There’s an aching in my chest. An unbearable loss. It’s the void left by my Tara and my spirit guide, and it’s the hunger to get them back. My arms are reaching for where I saw her, but distance is difficult to judge, skimming the spirit world like this.
I fell, screaming. Unbalanced Flint and Kane. We crashed to the ground in an explosion of snow. We weren’t there, but we were bridging the physical and spirit worlds so much, our auras had the impact of a meteorite.
I was dizzy, clumsy. Partly because Kane was in that state from the drugs. Partly because seeing Tara had rocked me to my core.
I could hear our fall echoing in the spirit world. I could see clouds swirling, and things that weren’t clouds. If Weaver was watching and listening in the middle of the night, we’d sent a signal out.
We had to get moving. Find Tara and stop before we attracted his attention here.
All it takes to fly again is belief.
But we’d come so far. I couldn’t.
The power of the curse stirred beneath me. I could fly again. All I needed to do was let that power flow through me. So easy.
But Kane shuddered and it was the coyote who started us flying again, galloping madly through the air with us on his back once more.
He wanted to head south, but I pulled him more to the west.
There was something from my glimpse of Tara. Not even as much as an image. More like a word that sat j
ust out of my grasp, refusing to be named. It was familiar as a shape in my mouth, as a reaction in my heart to the word, but the letters refused to settle on my tongue.
A cold building.
Surrounded by ice.
Kane slowed. We began to drift, lost in my confusion.
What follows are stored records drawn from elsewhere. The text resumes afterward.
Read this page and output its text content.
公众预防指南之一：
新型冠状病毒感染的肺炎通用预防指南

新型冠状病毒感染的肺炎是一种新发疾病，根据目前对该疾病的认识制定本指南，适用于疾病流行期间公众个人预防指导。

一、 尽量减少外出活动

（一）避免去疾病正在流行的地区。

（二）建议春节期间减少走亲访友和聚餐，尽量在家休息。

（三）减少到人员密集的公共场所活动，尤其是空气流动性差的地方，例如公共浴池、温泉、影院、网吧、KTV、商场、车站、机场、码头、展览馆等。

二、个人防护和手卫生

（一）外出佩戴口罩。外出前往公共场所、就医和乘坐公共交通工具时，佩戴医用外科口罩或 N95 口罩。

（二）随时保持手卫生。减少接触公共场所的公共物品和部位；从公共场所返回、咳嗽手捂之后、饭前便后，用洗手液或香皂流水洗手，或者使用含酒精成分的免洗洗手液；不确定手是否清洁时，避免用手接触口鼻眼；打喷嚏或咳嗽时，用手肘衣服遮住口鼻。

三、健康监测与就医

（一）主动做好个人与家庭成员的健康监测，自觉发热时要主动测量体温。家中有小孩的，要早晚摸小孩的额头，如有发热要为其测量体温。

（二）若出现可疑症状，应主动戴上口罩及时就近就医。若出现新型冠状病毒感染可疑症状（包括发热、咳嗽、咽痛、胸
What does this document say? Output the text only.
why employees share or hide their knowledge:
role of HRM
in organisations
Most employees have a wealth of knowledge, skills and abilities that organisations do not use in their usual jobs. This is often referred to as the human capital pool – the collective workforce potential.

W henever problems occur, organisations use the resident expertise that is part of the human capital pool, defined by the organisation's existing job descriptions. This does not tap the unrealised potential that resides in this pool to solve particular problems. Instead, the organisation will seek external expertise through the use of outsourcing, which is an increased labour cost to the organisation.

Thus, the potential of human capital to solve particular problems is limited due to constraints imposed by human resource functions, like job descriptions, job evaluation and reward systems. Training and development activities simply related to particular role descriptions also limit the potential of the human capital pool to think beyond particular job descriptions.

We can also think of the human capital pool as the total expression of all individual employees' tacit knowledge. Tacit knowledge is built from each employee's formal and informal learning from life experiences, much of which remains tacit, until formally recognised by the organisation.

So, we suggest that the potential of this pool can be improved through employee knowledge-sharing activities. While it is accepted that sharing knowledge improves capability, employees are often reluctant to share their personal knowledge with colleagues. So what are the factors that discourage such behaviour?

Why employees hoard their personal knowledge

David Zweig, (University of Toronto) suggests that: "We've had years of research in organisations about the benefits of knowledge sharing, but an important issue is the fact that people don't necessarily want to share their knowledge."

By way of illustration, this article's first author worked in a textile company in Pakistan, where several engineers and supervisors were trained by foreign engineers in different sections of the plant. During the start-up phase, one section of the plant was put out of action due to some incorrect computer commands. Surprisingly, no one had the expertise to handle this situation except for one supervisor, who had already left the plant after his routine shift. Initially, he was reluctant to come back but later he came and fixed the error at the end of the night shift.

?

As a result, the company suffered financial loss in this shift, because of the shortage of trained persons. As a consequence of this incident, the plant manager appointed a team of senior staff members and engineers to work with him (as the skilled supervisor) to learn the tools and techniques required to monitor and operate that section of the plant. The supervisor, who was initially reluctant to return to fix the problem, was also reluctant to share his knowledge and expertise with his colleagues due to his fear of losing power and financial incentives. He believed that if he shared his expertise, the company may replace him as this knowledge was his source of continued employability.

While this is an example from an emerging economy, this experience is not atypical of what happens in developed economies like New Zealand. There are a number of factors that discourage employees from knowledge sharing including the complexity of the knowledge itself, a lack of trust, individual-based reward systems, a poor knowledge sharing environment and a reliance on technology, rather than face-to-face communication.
Without an objective, our spirit walk had no impetus and we were pushed by the rising spirit winds.
Why would you surround a building with ice?
That wasn’t quite right.
Ice. Frozen water. A building completely encased in frozen water. Snow, not ice.
Adepts used water as a medium for workings. Skylur’s dungeon had water running down the walls, not because water was magical in itself but because of the symbolism. Adepts could imagine water imbued with magic and that made creating the working easier.
If Alice could shield the interior of a van, Tullah could hide in the same way.
But hidden by her working, she’d evaded the Empire’s best Adepts. How was I going to be able to find her?
By not looking for her. I was looking for my twin sister, and that connection was stronger than her working.
I hoped.
I tried listening again. Pointed Kane southwest.
Where would she find a building covered in snow?
Anywhere in the mountains at the moment.
Which one would be safe?
A disused vacation home? Too risky. It had to be somewhere people wouldn’t go in winter.
I looked down at the land beneath us. There were huge swathes of darkness between the lights of towns.
In one of those swathes.
An old ranch? Here?
We had flown into the Rockies. We were above the tree line. The Continental Divide, the country’s spine, squirmed and slithered beneath us.
How far south were we?
I could see we were past the distinctive barbed hook of Uncompahgre Peak. We were in the heart of the San Juan range, south of Telluride.
Dad had brought me out here to hike. We’d done the trails. If Tara was hiding down there and if Tullah had taken Tara’s advice about where to hide... it would be the same advice I’d have given.
So where would I hide?
A flurry of memories surfaced. Dad and I had gone walking in the summer. Thin cold air, eagles soaring, snow still clinging in patches above the tree line. Fields of boulders. Blue lakes and rushing creeks.